De l’évolution des relations entre théorie et pratique entre 1750 et 1850
De l’évolution des relations entre théorie et pratique entre 1750 et 1850 : l’architecture hydraulique de Bélidor à Navier en passant par Prony
L’Architecture hydraulique de Bélidor, dont la première édition paraît entre 1737 et 1739, va constituer le manuel de références des ingénieurs pendant quasiment un siècle pour ce qui touche aux problèmes pratiques d’écoulement, de constructions et de machines hydrauliques.
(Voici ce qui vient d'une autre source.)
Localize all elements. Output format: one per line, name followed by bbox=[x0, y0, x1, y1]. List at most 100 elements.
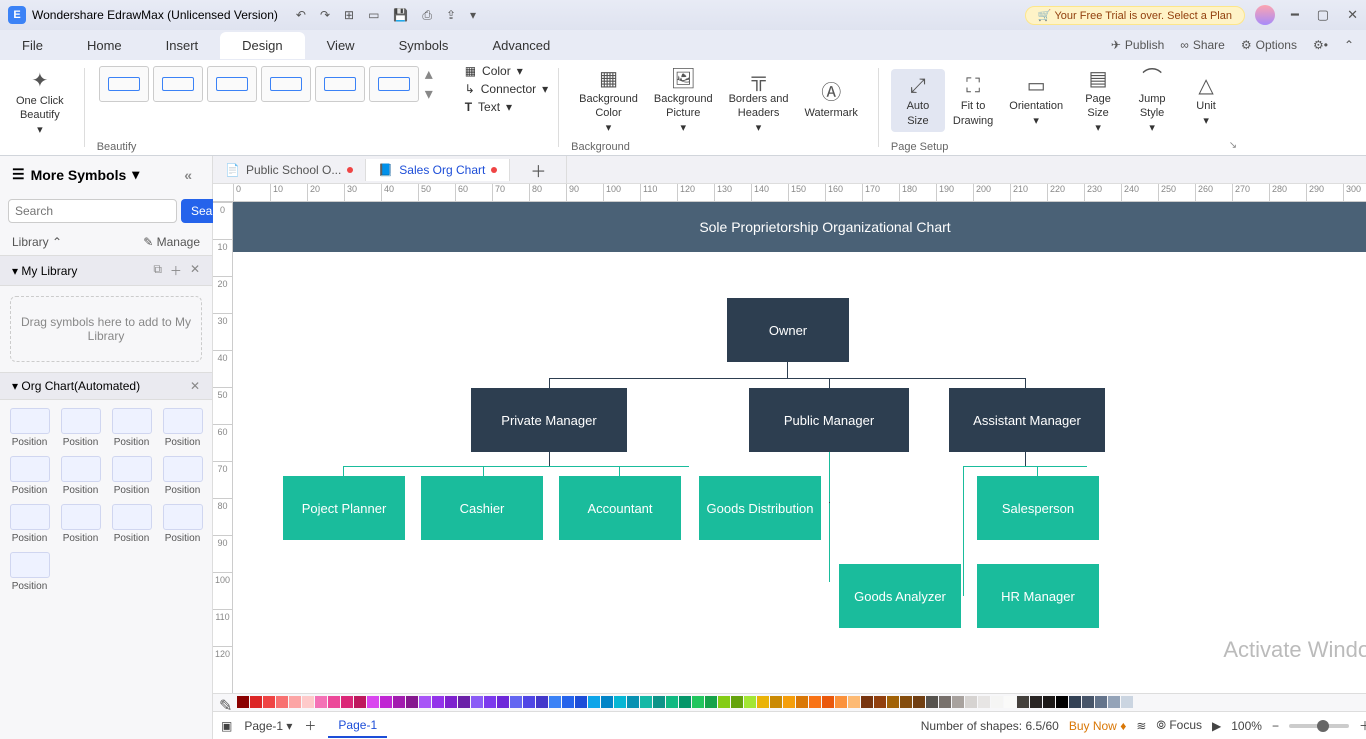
color-swatch[interactable] bbox=[614, 696, 626, 708]
color-swatch[interactable] bbox=[406, 696, 418, 708]
color-swatch[interactable] bbox=[432, 696, 444, 708]
color-swatch[interactable] bbox=[692, 696, 704, 708]
options-button[interactable]: ⚙ Options bbox=[1241, 38, 1297, 52]
node-goods-distribution[interactable]: Goods Distribution bbox=[699, 476, 821, 540]
symbol-position[interactable]: Position bbox=[161, 456, 204, 496]
buy-now-link[interactable]: Buy Now ♦ bbox=[1069, 719, 1127, 733]
color-swatch[interactable] bbox=[263, 696, 275, 708]
color-swatch[interactable] bbox=[575, 696, 587, 708]
color-swatch[interactable] bbox=[588, 696, 600, 708]
export-icon[interactable]: ⇪ bbox=[446, 8, 456, 23]
auto-size-button[interactable]: ⤢Auto Size bbox=[891, 69, 945, 132]
zoom-value[interactable]: 100% bbox=[1231, 719, 1262, 733]
minimize-icon[interactable]: ━ bbox=[1291, 7, 1299, 23]
color-swatch[interactable] bbox=[354, 696, 366, 708]
dialog-launcher-icon[interactable]: ↘ bbox=[1229, 140, 1237, 151]
library-label[interactable]: Library ⌃ bbox=[12, 235, 62, 249]
color-swatch[interactable] bbox=[523, 696, 535, 708]
orientation-button[interactable]: ▭Orientation ▾ bbox=[1001, 69, 1071, 132]
theme-up-icon[interactable]: ▴ bbox=[425, 64, 433, 84]
color-swatch[interactable] bbox=[965, 696, 977, 708]
layers-icon[interactable]: ≋ bbox=[1136, 719, 1146, 733]
color-swatch[interactable] bbox=[835, 696, 847, 708]
color-swatch[interactable] bbox=[952, 696, 964, 708]
manage-library[interactable]: ✎ Manage bbox=[143, 235, 200, 249]
mylib-close-icon[interactable]: ✕ bbox=[190, 262, 200, 279]
color-swatch[interactable] bbox=[679, 696, 691, 708]
color-swatch[interactable] bbox=[640, 696, 652, 708]
watermark-button[interactable]: ⒶWatermark bbox=[797, 76, 866, 124]
theme-3[interactable] bbox=[207, 66, 257, 102]
save-icon[interactable]: 💾 bbox=[393, 8, 408, 23]
color-swatch[interactable] bbox=[926, 696, 938, 708]
menu-insert[interactable]: Insert bbox=[144, 32, 221, 59]
color-swatch[interactable] bbox=[367, 696, 379, 708]
color-swatch[interactable] bbox=[861, 696, 873, 708]
theme-2[interactable] bbox=[153, 66, 203, 102]
print-icon[interactable]: ⎙ bbox=[422, 8, 432, 23]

Critiqué pour ses erreurs et ses lacunes théoriques par plusieurs académiciens (dont Bossut, Condorcet et D’Alembert) au cours des années 1760 et 1770, l’ouvrage fera tardivement l’objet d’une version annotée par Navier, publiée en 1819, afin, comme l’expliquent les quatre rapporteurs de l’Académie, Poisson, Girard, Fourier et Prony, « d’y faire les corrections et additions que l’état actuel des connaissances rend indispensables ». Entre temps, Prony avait lui-même publié une Nouvelle architecture hydraulique, en 1790 et 1796, dans le but avoué de réconcilier théorie et pratique « en préparant les spéculateurs et les praticiens à parler une langue commune », c’est-à-dire en donnant « aux premiers du goût pour l’observation », et en faisant sentir « aux seconds les inconvénients et même les dangers du tâtonnement ». Car l’intérêt de ce corpus est bien là : tenter de saisir l’évolution des rapports entre mathématiques, expérimentation et application pratique au travers de trois architectures rédigées pour des acteurs, les ingénieurs, dont le champ de compétences ne s’étend et ne se redéfinit pas sans mal au cours de la période ainsi considérée.